「ならいの詩 後編」 (21年12月)
「あさひてらすの詩のてらす」に今月届いた10篇の詩、その後編です。「ならいの詩」前編はこちら。
「ならいの詩 後編」 ・ピエロが空から降ってきた ・悲しみのカケラ ・崩壊 ・あなたが遅れただけ ・交渉 |
ピエロが空から降ってきた |
悲しみのカケラ 悲しみのカケラがきらめいて |
崩壊 秋峯かおり
水はいっぱいに溢れていた。これ以上無いくらいに。
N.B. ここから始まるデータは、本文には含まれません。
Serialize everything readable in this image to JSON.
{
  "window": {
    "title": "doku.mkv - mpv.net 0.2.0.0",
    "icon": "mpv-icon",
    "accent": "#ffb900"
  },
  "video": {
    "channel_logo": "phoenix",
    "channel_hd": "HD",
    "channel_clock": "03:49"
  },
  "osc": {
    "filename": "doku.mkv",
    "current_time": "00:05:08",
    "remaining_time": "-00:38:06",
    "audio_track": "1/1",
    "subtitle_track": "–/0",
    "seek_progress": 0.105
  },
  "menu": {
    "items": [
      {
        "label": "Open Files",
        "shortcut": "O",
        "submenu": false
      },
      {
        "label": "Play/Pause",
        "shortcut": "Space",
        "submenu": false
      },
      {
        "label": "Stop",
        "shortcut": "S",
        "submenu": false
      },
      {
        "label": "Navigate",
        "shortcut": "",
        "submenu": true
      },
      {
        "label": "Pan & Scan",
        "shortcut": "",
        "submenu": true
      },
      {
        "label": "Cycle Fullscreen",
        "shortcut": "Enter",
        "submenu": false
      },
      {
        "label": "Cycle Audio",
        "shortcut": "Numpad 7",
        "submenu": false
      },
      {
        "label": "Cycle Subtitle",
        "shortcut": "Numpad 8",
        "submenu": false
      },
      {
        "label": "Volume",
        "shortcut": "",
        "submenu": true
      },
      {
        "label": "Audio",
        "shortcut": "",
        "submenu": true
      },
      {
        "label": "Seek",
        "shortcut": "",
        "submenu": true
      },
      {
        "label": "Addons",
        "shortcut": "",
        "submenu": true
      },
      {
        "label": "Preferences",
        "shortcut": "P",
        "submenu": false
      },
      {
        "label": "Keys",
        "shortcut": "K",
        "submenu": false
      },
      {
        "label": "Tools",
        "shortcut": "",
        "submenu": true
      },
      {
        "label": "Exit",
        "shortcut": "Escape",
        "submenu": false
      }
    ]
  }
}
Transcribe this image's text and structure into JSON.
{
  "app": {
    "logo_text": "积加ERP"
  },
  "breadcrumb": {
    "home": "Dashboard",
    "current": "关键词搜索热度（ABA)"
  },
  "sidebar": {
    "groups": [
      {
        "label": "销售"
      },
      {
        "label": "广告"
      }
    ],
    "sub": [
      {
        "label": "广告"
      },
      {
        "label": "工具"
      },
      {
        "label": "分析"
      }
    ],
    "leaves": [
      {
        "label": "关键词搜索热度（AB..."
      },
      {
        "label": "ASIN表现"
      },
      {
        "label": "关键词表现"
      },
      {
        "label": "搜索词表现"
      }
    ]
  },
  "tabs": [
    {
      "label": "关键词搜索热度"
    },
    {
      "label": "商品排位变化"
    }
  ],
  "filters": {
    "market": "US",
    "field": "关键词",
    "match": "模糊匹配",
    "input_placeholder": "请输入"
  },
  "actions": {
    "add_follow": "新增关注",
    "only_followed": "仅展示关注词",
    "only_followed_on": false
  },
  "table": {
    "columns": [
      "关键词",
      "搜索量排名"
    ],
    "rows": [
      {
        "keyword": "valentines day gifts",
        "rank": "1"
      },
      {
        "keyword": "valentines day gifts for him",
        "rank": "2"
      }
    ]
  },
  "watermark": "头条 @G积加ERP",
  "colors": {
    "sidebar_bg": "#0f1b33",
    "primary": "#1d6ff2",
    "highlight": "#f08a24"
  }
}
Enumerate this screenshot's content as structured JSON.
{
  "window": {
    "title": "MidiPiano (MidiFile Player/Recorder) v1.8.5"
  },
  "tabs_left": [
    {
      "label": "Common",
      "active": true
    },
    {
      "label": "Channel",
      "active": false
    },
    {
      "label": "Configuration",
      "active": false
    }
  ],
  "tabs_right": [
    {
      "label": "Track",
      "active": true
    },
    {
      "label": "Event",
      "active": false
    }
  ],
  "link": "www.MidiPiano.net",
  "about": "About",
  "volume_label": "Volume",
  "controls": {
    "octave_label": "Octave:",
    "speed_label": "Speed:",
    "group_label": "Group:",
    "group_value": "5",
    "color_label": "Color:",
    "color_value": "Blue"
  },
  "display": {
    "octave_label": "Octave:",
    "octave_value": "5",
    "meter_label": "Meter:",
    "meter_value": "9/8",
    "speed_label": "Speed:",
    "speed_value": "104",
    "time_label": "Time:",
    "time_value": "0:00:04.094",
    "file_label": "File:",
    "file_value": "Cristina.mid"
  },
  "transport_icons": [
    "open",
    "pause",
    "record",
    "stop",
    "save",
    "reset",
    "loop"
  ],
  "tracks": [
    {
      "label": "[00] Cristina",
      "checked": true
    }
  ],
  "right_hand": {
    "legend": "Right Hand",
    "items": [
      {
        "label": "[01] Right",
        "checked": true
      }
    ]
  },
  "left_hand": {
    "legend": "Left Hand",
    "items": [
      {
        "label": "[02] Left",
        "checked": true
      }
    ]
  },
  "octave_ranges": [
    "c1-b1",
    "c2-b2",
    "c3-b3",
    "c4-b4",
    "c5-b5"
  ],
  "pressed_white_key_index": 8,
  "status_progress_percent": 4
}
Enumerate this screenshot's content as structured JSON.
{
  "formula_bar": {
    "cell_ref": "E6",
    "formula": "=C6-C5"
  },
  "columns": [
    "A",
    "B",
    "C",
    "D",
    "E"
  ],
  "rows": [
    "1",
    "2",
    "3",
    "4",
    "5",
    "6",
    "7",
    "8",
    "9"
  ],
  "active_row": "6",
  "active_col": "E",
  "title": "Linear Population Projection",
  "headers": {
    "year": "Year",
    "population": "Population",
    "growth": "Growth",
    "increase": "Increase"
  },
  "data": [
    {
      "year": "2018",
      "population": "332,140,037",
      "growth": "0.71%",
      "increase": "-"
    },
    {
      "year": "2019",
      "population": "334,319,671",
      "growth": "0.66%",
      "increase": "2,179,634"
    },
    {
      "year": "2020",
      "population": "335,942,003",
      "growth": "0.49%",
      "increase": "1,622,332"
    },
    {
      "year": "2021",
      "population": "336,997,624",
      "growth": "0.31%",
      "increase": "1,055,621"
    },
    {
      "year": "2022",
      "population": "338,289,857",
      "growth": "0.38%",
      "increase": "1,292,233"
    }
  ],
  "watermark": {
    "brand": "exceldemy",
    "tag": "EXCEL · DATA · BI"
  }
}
一体いつの間にこんな事になったのか。いくら考えても分からない。慌ててバケツで掃かすのみだ。 |
あなたが遅れただけ 秋峯かおり 「申し訳ないけど、遅れます」 |
交渉 秋峯かおり
この男も自分と同じだ。胸でひっそり囁くと、正面を見据えた。狩っても狩っても止まらない。乾いた喉は潤いを知る事がない。 |
|世話人からの講評
・千石英世より
ピエロが空から降ってきた
怖い詩です。でも、良い詩だと思います。「子供たち」はどうなっただろう? と想像します。
悲しみのカケラ
哀しい詩です。でも良い詩だと思います。中原中也を思い出しました。
崩壊
「いつもチーズをくすねるネズミだ。ハナクソをほじりながら…」のところ素晴らしい。グッとつらい笑いがこみ上げてきます。「だんだん腕が痺れて来た」、ここも伝わってきます。全体、具体描写が生きています。むろん心情の絵なのですが、よく描写的に客観化されていて強さを感じます。タイトルに一工夫でしょうか。「崩壊」は抽象語ですが、ここを具体物で言っちゃうという手もあるかなと思った次第。
あなたが遅れただけ
本作においても、「ヨドバシカメラ西口裏のスターバックスコーヒー」や「ネルソン・マンデラ」の具体的な場、もの、人が生きています。心情(身に見えない抽象的なもやもや)を具体的なもの、場、人に移し替えるところが面白いと思います。広い意味での比喩になっているといいましょうか。この比喩にするというのが詩想するということかもしれないと私はときどき思っています。
交渉
本作も、これをもっと比喩にすればどうなるだろうと思いつつ読み終わりました。寓話になるのではないだろうか。事実、本作は寓話的な要素の濃厚な詩想になっていると思います。イソップやグリムやアンデルセンや「不思議の国のアリス」といった。アンデルセンは寓話ではなくメルヘンかもしれないですが。とはいえ、本作のリアルさも面白いと思います。
・平石貴樹より
「ピエロが空から降ってきた」タイトルがすでに詩になってますね。
「悲しみのカケラ」第1連が美しいですね。
「崩壊」最後にネズミの一言を聞きたかったかも。
「あなたが遅れただけ」すごくわかる詩でした。
「交渉」もう少しで小説になりそうな感じです。
・渡辺信二より
天変地異を含めて理不尽としか思えないことが、古来からよく起こる。人知を超えた何かが、ぞんざいに人を扱うことがよくある。そのとき、人は、その事実を見つめ、祈る。生きるとは何か、人とは何か。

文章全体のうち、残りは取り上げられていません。